Détention préventive : un fléau judiciaire qui alimente la surpopulation carcérale en Guinée

Détention préventive : un fléau judiciaire qui alimente la surpopulation carcérale en Guinée

La détention provisoire est une pratique consistant à incarcérer une personne présumée innocente qui n'a pas encore été condamnée. En Guinée, les textes de lois font mention de ce fléau, tout en précisant les conséquences qui découlent de ladite pratique, si les règles ne sont pas respectées…

La détention provisoire est une pratique consistant à incarcérer une personne présumée innocente qui n'a pas encore été condamnée. En Guinée, les textes de lois font mention de ce fléau, tout en précisant les conséquences qui découlent de ladite pratique, si les règles ne sont pas respectées, selon deux spécialistes du droit que notre rédaction à contactés. 
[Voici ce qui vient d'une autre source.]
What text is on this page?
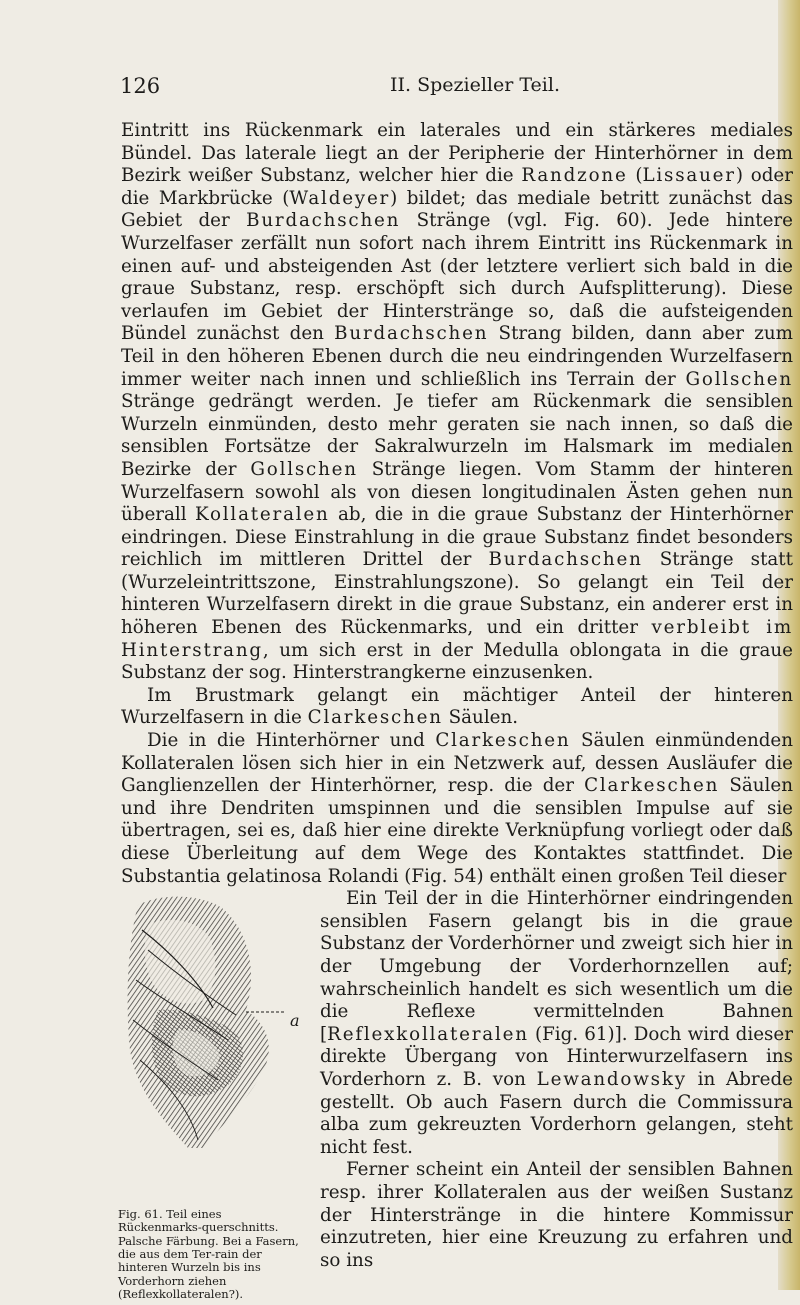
126	II. Spezieller Teil.

Eintritt ins Rückenmark ein laterales und ein stärkeres mediales Bündel. Das laterale liegt an der Peripherie der Hinterhörner in dem Bezirk weißer Substanz, welcher hier die Randzone (Lissauer) oder die Markbrücke (Waldeyer) bildet; das mediale betritt zunächst das Gebiet der Burdachschen Stränge (vgl. Fig. 60). Jede hintere Wurzelfaser zerfällt nun sofort nach ihrem Eintritt ins Rückenmark in einen auf- und absteigenden Ast (der letztere verliert sich bald in die graue Substanz, resp. erschöpft sich durch Aufsplitterung). Diese verlaufen im Gebiet der Hinterstränge so, daß die aufsteigenden Bündel zunächst den Burdachschen Strang bilden, dann aber zum Teil in den höheren Ebenen durch die neu eindringenden Wurzelfasern immer weiter nach innen und schließlich ins Terrain der Gollschen Stränge gedrängt werden. Je tiefer am Rückenmark die sensiblen Wurzeln einmünden, desto mehr geraten sie nach innen, so daß die sensiblen Fortsätze der Sakralwurzeln im Halsmark im medialen Bezirke der Gollschen Stränge liegen. Vom Stamm der hinteren Wurzelfasern sowohl als von diesen longitudinalen Ästen gehen nun überall Kollateralen ab, die in die graue Substanz der Hinterhörner eindringen. Diese Einstrahlung in die graue Substanz findet besonders reichlich im mittleren Drittel der Burdachschen Stränge statt (Wurzeleintrittszone, Einstrahlungszone). So gelangt ein Teil der hinteren Wurzelfasern direkt in die graue Substanz, ein anderer erst in höheren Ebenen des Rückenmarks, und ein dritter verbleibt im Hinterstrang, um sich erst in der Medulla oblongata in die graue Substanz der sog. Hinterstrangkerne einzusenken.

Im Brustmark gelangt ein mächtiger Anteil der hinteren Wurzelfasern in die Clarkeschen Säulen.

Die in die Hinterhörner und Clarkeschen Säulen einmündenden Kollateralen lösen sich hier in ein Netzwerk auf, dessen Ausläufer die Ganglienzellen der Hinterhörner, resp. die der Clarkeschen Säulen und ihre Dendriten umspinnen und die sensiblen Impulse auf sie übertragen, sei es, daß hier eine direkte Verknüpfung vorliegt oder daß diese Überleitung auf dem Wege des Kontaktes stattfindet. Die Substantia gelatinosa Rolandi (Fig. 54) enthält einen großen Teil dieser

a
Fig. 61. Teil eines Rückenmarks-querschnitts. Palsche Färbung. Bei a Fasern, die aus dem Ter-rain der hinteren Wurzeln bis ins Vorderhorn ziehen (Reflexkollateralen?).

Ein Teil der in die Hinterhörner eindringenden sensiblen Fasern gelangt bis in die graue Substanz der Vorderhörner und zweigt sich hier in der Umgebung der Vorderhornzellen auf; wahrscheinlich handelt es sich wesentlich um die die Reflexe vermittelnden Bahnen [Reflexkollateralen (Fig. 61)]. Doch wird dieser direkte Übergang von Hinterwurzelfasern ins Vorderhorn z. B. von Lewandowsky in Abrede gestellt. Ob auch Fasern durch die Commissura alba zum gekreuzten Vorderhorn gelangen, steht nicht fest.

Ferner scheint ein Anteil der sensiblen Bahnen resp. ihrer Kollateralen aus der weißen Sustanz der Hinterstränge in die hintere Kommissur einzutreten, hier eine Kreuzung zu erfahren und so ins
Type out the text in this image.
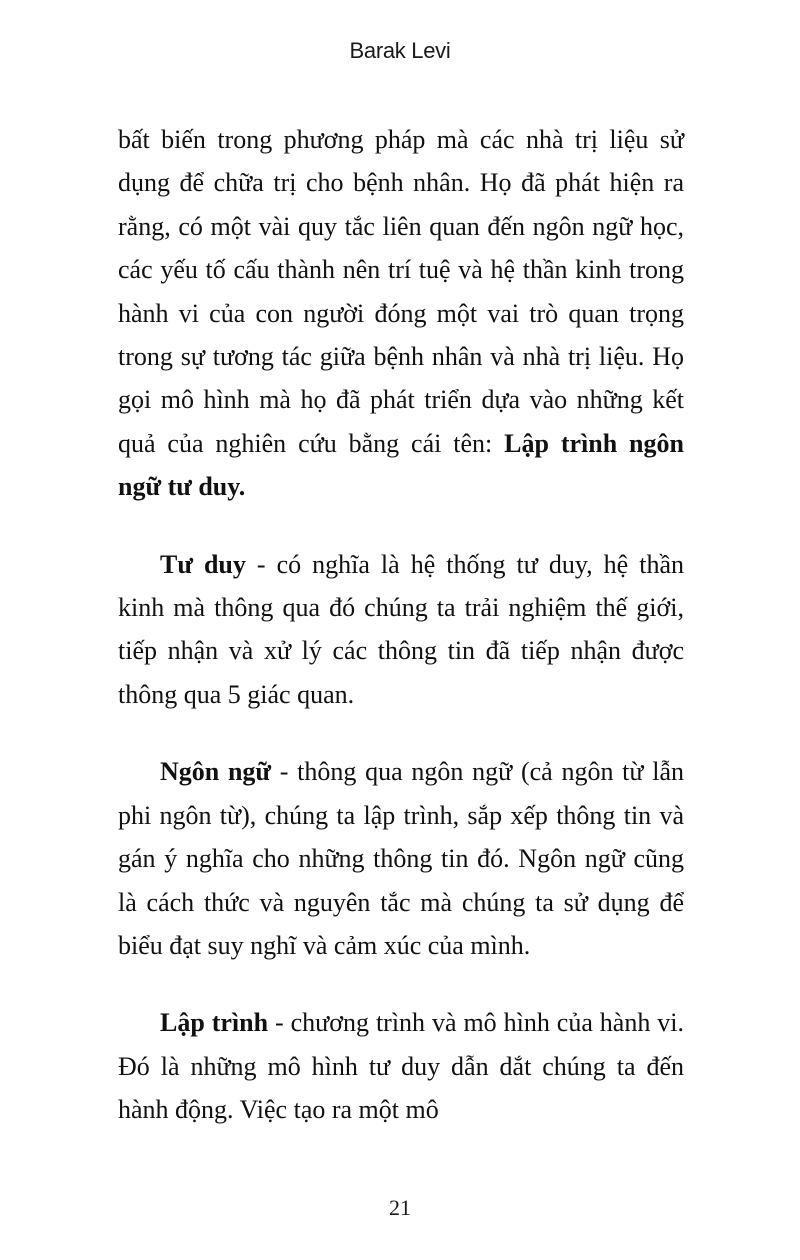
Barak Levi

bất biến trong phương pháp mà các nhà trị liệu sử dụng để chữa trị cho bệnh nhân. Họ đã phát hiện ra rằng, có một vài quy tắc liên quan đến ngôn ngữ học, các yếu tố cấu thành nên trí tuệ và hệ thần kinh trong hành vi của con người đóng một vai trò quan trọng trong sự tương tác giữa bệnh nhân và nhà trị liệu. Họ gọi mô hình mà họ đã phát triển dựa vào những kết quả của nghiên cứu bằng cái tên: Lập trình ngôn ngữ tư duy.

Tư duy - có nghĩa là hệ thống tư duy, hệ thần kinh mà thông qua đó chúng ta trải nghiệm thế giới, tiếp nhận và xử lý các thông tin đã tiếp nhận được thông qua 5 giác quan.

Ngôn ngữ - thông qua ngôn ngữ (cả ngôn từ lẫn phi ngôn từ), chúng ta lập trình, sắp xếp thông tin và gán ý nghĩa cho những thông tin đó. Ngôn ngữ cũng là cách thức và nguyên tắc mà chúng ta sử dụng để biểu đạt suy nghĩ và cảm xúc của mình.

Lập trình - chương trình và mô hình của hành vi. Đó là những mô hình tư duy dẫn dắt chúng ta đến hành động. Việc tạo ra một mô

21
La détention provisoire, talon d’Achille de la justice guinéenne

Selon Me Foromo Frédéric Loua, avocat au Barreau de Guinée et Directeur exécutif de l’ONG Les Même Droits pour Tous, la détention préventive est une présomption de culpabilité. C’est la possibilité que le juge a de pouvoir maintenir quelqu’un en détention avant même son jugement. Cet activiste de défense des droits humains ajoute aussi que c’est une violation des principes. « On dit que personne ne doit être mise en prison sans qu’elle ne soit jugée. Mais dans le cadre de la détention préventive, la loi permet à un juge de détenir quelqu’un avant même son jugement. C’est une violation du principe de protection des libertés. La détention préventive est encadrée par la loi et assortie de conditions très strictes pour que véritablement cette situation ne devienne pas un abus », a évoqué Me Foromo Frédéric Loua.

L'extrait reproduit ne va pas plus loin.